\(\newcommand{L}[1]{\| #1 \|}\newcommand{VL}[1]{\L{ \vec{#1} }}\newcommand{R}[1]{\operatorname{Re}\,(#1)}\newcommand{I}[1]{\operatorname{Im}\, (#1)}\)
First go at brain activation exercise¶
>>> #: import common modules
>>> import numpy as np # the Python array package
>>> import matplotlib.pyplot as plt # the Python plotting package
>>> # Display array values to 6 digits of precision
>>> np.set_printoptions(precision=4, suppress=True)
The task time-course¶
We’ve previously had a look at the file ds114_sub009_t2r1.nii
.
This is a 4D FMRI image.
Now we want to see whether we can detect any signal in that image relating to the task.
The task was a block design with 10 seconds rest followed by 7 repeats of (30 seconds when the subject thought of verbs followed by 30 seconds rest). This is called a “covert” task, because the subjects were thinking of verbs instead of saying them.
Download the OpenFMRI task definition file
ds114_sub009_t2r1_cond.txt
. It comes from subject 9 task 2 and run
1 of the ds114 dataset.
The file has one line of text per “on” block, giving the onset time of the block (in seconds), the duration of the block (in seconds) and the amplitude (expected amount of activation for this block - not used in this case).
Here are the first four lines:
10 30.000000 1
70 30.000000 1
130 30.000000 1
190 30.000000 1
Read the file into a (number of blocks by 3) array called task
.
>>> #- Read the file into an array called "task".
>>> #- "task" should have 3 columns (onset, duration, amplitude)
>>> #- HINT: np.loadtxt
>>> task = np.loadtxt('ds114_sub009_t2r1_cond.txt')
>>> task.shape
(7, 3)
The repetition time (time to repeat, TR) for this FMRI run was 2.5 seconds. We need to convert the onsets and durations to TRs - so for example the first onset was at 10 seconds, which was the start of TR 4 (10 / 2.5).

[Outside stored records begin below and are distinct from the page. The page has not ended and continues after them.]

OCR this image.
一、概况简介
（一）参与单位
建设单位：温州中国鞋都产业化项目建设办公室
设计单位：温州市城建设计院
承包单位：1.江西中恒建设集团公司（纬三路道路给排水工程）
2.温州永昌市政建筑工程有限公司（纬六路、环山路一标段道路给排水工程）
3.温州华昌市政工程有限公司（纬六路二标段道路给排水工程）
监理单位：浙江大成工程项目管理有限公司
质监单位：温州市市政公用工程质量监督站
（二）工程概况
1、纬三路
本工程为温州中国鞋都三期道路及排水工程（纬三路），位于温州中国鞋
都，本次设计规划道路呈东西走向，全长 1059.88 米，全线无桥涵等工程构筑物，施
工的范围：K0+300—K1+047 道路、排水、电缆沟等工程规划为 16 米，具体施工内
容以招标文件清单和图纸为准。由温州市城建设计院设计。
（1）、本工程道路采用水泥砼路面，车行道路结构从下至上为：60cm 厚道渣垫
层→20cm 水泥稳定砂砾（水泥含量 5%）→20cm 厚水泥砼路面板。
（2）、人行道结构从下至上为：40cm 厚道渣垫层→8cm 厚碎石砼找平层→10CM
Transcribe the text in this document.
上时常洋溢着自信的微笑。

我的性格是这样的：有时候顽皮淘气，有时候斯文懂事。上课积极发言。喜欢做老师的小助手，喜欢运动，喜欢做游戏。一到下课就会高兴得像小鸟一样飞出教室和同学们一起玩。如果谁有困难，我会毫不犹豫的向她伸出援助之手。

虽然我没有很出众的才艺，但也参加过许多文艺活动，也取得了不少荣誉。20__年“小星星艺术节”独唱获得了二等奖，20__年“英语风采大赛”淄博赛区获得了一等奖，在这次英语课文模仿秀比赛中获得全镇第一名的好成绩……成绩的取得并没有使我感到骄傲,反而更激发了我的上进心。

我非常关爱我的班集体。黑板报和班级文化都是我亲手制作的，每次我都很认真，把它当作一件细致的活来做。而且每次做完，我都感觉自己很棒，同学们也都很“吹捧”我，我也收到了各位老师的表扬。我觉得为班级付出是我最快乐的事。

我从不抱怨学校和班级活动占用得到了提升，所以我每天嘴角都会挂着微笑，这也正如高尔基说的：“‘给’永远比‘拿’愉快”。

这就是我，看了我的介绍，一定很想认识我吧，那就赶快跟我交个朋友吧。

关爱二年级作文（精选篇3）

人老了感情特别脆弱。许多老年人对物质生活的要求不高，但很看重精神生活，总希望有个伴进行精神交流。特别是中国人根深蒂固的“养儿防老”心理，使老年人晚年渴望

Select out the first two columns of task, and divide by the TR to convert the onset and duration times to be in terms of TRs instead of seconds:
>>> #- Select first two columns and divide by TR
>>> ons_durs = task[:, :2] / 2.5
>>> ons_durs
array([[ 4., 12.],
[ 28., 12.],
[ 52., 12.],
[ 76., 12.],
[ 100., 12.],
[ 124., 12.],
[ 148., 12.]])
Our next step is to make an on-off vector that is 0 when the subject is doing nothing and 1 when the subject is doing the covert verb task.
The vector will have one value (either 0 or 1) for each TR.
First use nibabel to load the image ds114_sub009_t2r1.nii
. Check the image
shape to find the number of TRs.
>>> #- Load the image and check the image shape to get the number of TRs
>>> import nibabel as nib
>>> img = nib.load('ds114_sub009_t2r1.nii')
>>> img.shape
(64, 64, 30, 173)
Next make a new vector called time_course
with one entry per TR, with all
elements in the vector being zero:
>>> #- Make new zero vector
>>> time_course = np.zeros(img.shape[-1])
Loop over the rows in the onsets / durations array to give you an onset /
duration pair. For each of these pairs, set the matching positions in the
time_course
vector to 1. For example, the first pair will be 4, 12
.
That means the task started at the beginning of scan index 4, and lasted for
12 scans. That means there should be 12 consecutive 1 values in
time_course
, starting at index 4. That means that index 4 + 12 = 16 should
be zero again, because there are 12 values starting at (including 4) going up
to (but not including) 16.
>>> #: try running this if you don't believe me
>>> len(range(4, 16))
12
So, for the first row, you will want to set time_course[4]
through
time_course[15]
equal to 1.
>>> #- Fill in values of 1 for positions of on blocks in time course
>>> # Convert onsets, durations to integers first
>>> ons_durs = np.round(ons_durs).astype(int)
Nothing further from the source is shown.